The City of Cape Town has announced that it will launch a new Mobile Alcohol Evidentiary Breath Alcohol Testing (EBAT) vehicle.
The new EBAT vehicle will be the second unit of its type deployed in South Africa, joining a unit currently deployed by Provincial Traffic Services in the Caledon district last year, the city said.
EBAT vehicles are specially converted panel vans equipped to enable officers to take evidentiary breath samples from motorists anywhere, any time.
Positive samples can be used in court to convict motorists driving under the influence, removing the need for a blood test.

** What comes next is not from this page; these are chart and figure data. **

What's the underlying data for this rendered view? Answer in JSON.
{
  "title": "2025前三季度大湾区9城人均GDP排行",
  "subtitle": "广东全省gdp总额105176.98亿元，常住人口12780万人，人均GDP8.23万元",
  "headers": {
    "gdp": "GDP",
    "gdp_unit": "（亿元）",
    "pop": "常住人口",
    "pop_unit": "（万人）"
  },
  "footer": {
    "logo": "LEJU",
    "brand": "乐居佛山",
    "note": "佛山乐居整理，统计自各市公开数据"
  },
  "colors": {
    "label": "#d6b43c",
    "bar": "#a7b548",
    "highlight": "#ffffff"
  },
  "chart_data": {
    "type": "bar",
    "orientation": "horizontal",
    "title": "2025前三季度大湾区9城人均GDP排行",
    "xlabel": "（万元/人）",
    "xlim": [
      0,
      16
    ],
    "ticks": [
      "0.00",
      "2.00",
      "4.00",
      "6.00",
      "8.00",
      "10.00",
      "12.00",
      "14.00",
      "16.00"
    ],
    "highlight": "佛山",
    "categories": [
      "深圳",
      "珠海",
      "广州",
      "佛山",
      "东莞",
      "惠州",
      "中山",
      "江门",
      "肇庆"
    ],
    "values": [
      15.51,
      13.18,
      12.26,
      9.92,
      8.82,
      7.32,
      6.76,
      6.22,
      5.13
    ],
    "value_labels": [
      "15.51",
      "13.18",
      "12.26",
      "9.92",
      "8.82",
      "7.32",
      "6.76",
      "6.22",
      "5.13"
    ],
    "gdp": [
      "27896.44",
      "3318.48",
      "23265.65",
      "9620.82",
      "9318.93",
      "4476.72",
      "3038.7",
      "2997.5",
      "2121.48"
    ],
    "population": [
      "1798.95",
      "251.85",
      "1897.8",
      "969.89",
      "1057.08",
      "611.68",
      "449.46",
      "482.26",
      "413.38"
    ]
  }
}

The vehicles are deployed in support of roadblocks and Random Breath Testing (RBT) operations.
The EBAT system differs from blood tests in that the results are immediate.
“Motorists whose alcohol level is below the legal limit can be released immediately after receiving the results while with blood tests the motorist can be detained overnight or until the end of the weekend and can spend months facing legal uncertainty,” the city said.
In comparison, cases of motorists who fail the EBAT test can be dealt with quickly using the results of this test, the city said.
“The vehicles are a force multiplier in the struggle to remove drunk drivers from the Province’s roads,” said Jacqui Gooch, head of the Department of Transport and Public Works in the Western Cape.
“They severely curtail the amount of wriggle room motorists who drink and drive have to try and avoid the consequences of their actions,” she said.
Evidentiary breath alcohol testing (EBAT) uses a machine which can read how much alcohol is in a person’s breath.
When tested, two breath samples are taken. If the lower of the two test results is not less than 0,24mg of alcohol per 1,000ml of breath, the driver will be charged.
It is called ‘evidentiary’ as the reading can be produced as evidence to prosecute individuals accused of drinking and driving. This machine, the people who operate it, and the location it operates in, must all pass a very specific and demanding set of tests in order to be used to prosecute suspects.
“The use of evidentiary breath alcohol testing was halted for a while by the National Prosecuting Authority following a challenge on the constitutionality of evidentiary breath alcohol testing,” said Advocate Kyle Reinecke, deputy director-general for transport management in the Western Cape.
“A court case (The State vs Hendrickse) ensued and the plaintiff found not guilty for drunk driving. Shortcomings with the equipment training of staff and testing procedures identified during this case have subsequently been addressed and we are confident that the results obtained through the EBAT equipment can successfully be used in a court of law,” he said.